Patrick Murney (Dwight ‘05), an accomplished actor in film and television, spoke to Dwight Global students recently about the importance of improvisation, an acting skill he first honed as a student at Dwight.
Appearing virtually, Mr. Murney showed the students a video compilation of his acting and explained how he has used improvisation to animate his roles.
Over the course of his career, Mr. Murney has had roles in the shows "Seven Seconds,” "Public Morals," and "Godfather of Harlem," as well as in the films "God's Pocket" and "The Irishman." He now has a lead role in the popular HBO miniseries Mare of Easttown.
Mr. Murney discussed the principles of improvisation with students, especially the cardinal rule, which is always to "say yes" to whatever lines a fellow actor says to you. Improv has helped him flesh out several characters, he said, while recounting scenic moments in which he improvised action or dialogue.
"As an actor you improvise in response to whatever is thrown your way," he explained. "You can’t get rattled. You have to listen to your instinct and not doubt yourself."
Caroline Hendrickson, a junior at Dwight Global, said she learned a good deal from Mr. Murney.
"During the Acting Workshop, I had an amazing experience improvising--learning about spontaneity and picturing a scene in my head," said Caroline. "Responding to other students' actions with absurd comments — like when another student had just given me a pot of dirt--was hilarious and so fun!"
Bernardo Sequeira, another Dwight student and actor, agreed with Caroline's assessment.
"The session with Patrick was great," said Bernardo. "What struck me was the story he told about the time he disagreed with the writers on one of his shows. Patrick believed his character would never make a scripted action, and instead used his improv skills to make the scene more genuine. This anecdote inspires me because it demonstrates how useful improv is in tackling difficult acting situations."
Mr. Murney’s presentation was part of a three-day acting workshop for Dwight Global students run by Terry Christgau, Head of Upper School Theater. Mr. Christgau introduced Mr. Murney to acting when he was a student at Dwight School in the early 2000s, and during the intervening years the two have remained friends and collaborators. Mr. Murney, who plays a volatile and drunken father in his current show, Mare of Easttown, said Mr. Christgau was the first to spot his acting abilities. In high school, Mr. Murney had twin passions "for basketball and for being a class clown," he quipped. But then he took an improvisational acting class with Mr. Christgau — a class that changed the trajectory of his life.

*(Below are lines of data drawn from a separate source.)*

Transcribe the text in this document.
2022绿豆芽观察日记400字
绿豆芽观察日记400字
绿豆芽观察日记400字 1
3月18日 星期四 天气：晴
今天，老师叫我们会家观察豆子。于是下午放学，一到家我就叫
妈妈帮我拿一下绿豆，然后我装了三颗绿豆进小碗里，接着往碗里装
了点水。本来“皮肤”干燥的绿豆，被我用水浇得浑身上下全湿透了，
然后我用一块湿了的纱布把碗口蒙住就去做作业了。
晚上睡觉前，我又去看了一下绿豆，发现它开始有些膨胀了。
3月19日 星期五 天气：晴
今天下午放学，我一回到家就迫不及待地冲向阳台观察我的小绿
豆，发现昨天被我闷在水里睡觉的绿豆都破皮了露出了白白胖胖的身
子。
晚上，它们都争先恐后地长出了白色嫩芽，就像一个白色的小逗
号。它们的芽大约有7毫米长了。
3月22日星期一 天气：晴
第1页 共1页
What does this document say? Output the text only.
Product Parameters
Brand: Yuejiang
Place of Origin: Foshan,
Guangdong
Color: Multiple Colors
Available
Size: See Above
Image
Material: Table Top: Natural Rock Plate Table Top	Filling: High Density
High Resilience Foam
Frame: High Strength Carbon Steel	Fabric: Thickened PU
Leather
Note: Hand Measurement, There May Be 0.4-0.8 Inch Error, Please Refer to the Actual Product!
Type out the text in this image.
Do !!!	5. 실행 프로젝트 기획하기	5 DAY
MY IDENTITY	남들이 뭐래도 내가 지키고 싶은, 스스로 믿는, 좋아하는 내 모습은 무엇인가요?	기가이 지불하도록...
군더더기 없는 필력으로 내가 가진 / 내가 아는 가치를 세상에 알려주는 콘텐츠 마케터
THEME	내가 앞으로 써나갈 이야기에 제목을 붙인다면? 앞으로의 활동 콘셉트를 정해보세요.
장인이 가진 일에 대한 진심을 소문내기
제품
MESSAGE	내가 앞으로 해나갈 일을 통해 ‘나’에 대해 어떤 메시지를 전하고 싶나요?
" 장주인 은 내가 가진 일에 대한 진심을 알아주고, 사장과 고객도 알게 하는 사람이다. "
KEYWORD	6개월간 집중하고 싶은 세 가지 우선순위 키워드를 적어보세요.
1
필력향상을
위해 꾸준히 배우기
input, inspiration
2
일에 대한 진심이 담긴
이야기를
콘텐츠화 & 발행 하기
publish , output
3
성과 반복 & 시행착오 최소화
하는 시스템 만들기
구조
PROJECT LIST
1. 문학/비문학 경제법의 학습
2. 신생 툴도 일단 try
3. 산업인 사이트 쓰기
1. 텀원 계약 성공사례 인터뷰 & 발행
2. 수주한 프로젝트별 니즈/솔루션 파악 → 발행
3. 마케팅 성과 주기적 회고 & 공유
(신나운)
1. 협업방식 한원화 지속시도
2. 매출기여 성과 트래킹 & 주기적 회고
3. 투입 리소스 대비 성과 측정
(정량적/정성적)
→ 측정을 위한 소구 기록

"Terry [Christgau] opened my eyes to improvisation and acting," recalled Mr. Murney. "I come from an acting family but wasn’t interested in it until I met Terry, who saw my qualities as an actor. He’s a father figure to me, and he changed my life. He still coaches me and helps me develop characters."
Come senior year at Dwight, Mr. Murney didn’t know what college to attend or what to study. Mr. Christgau encouraged him to assemble his portfolio and apply to acting programs. He ended up enrolling at Syracuse University, which along with having a top acting program also had an elite basketball program — his other passion. During a semester studying abroad in London, while performing at the Globe Theater, Mr. Murney recalled thinking to himself, "This is what I’m meant to do.” When he returned to Syracuse, he spent a semester (known as the Tepper semester) studying in Manhattan, at which point he knew he had the “acting bug big-time."
"After London and NYC, I felt like a tiger in a cage,” said Mr. Murney. “I was bursting out and killing my auditions. Some actors live for fame. But for me, building a character — creating a believable human being — is the best part of acting. That’s what motivates me."
Actors must learn, however, to embrace rejection and the reality of unglamorous work, said Mr. Murney, who has worked as a bartender, a basketball coach at his old elementary school, and a delivery man (the commercial plates on his delivery van helped him find parking for auditions in Midtown —"a great perk") to support himself.
The improvisation skills he learned from Mr. Christgau, moreover, helped him cope with life as well as with acting. “Improv trains you to react positively,” said Mr. Murney. "It’s about taking what you get from a situation and rolling with the punches. That holds true for life as well as acting. In life, you are called upon to assume many roles, and improvising will always help you get by."
Mr. Christgau, himself an accomplished actor and director, is proud of Mr. Murney’s artistic success. He mentions reading a review of “Mare of Easttown” in the Atlantic in which the critic says of one of Mr. Murney’s scenes, “I haven’t been able to stop thinking about it since I watched it.” And he proudly mentions watching Saturday Night Live (SNL) this weekend, which sent up “Mare of Easttown,” satirizing the show’s main character, Kate Winslet, as well as Mr. Murney’s character. A show that is satirized on SNL is a show that has arrived or touched a nerve in American culture. And the send-up also proves that Mr. Murney has arrived as an actor, which comes as no surprise to Mr. Christgau.
"I’ve been teaching at Dwight since 1997," he said, "and Patrick is the best improvisational actor I’ve ever worked with. He uses improvisation often, and more times than not the director will accept his improvised moment over the script. That’s when you know you’re a talented actor."